In a collaborative effort between Prof. Satchi-Fainaro’s team and fellow colleagues from the Research Institute for Medicines (iMed.ULisboa), faculty of pharmacy, Universidade de Lisboa, Lisbon, researchers developed a clever nanovaccine for melanoma that achieved impressive therapeutic outcomes in mice.
After harnessing tiny particles of approximately 170 nanometers in size, made of biodegradable polymer, they packed each particle full with two peptides, or short chains of amino acids, that are also expressed in melanoma cells. The nanoparticles or “nanovaccine” were then injected in a mouse model bearing melanoma.
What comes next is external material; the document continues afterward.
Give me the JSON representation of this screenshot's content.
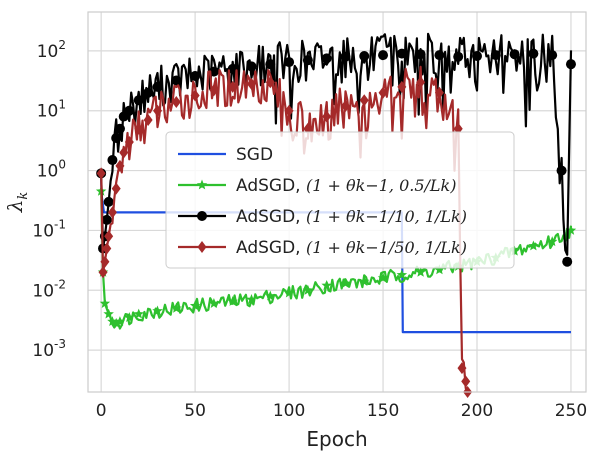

“The nanoparticles acted just like known vaccines for viral-borne diseases. They stimulated the immune system of the mice, and the immune cells learned to identify and attack cells containing the two peptides, that is, the melanoma cells. This meant that, from now on, the immune system of the immunized mice will attack melanoma cells if and when they appear in the body,” Prof. Satchi-Fainaro says.
1. Conniot J, Scomparin A, Peres C, Yeini E, Pozzi S, et al. Immunization with mannosylated nanovaccines and inhibition of the immune-suppressing microenvironment sensitizes melanoma to immune checkpoint modulators. Nat Nanotechnol. 2019 Sep;14(9):891-901. doi: 10.1038/s41565-019-0512-0. Epub 2019 Aug 5.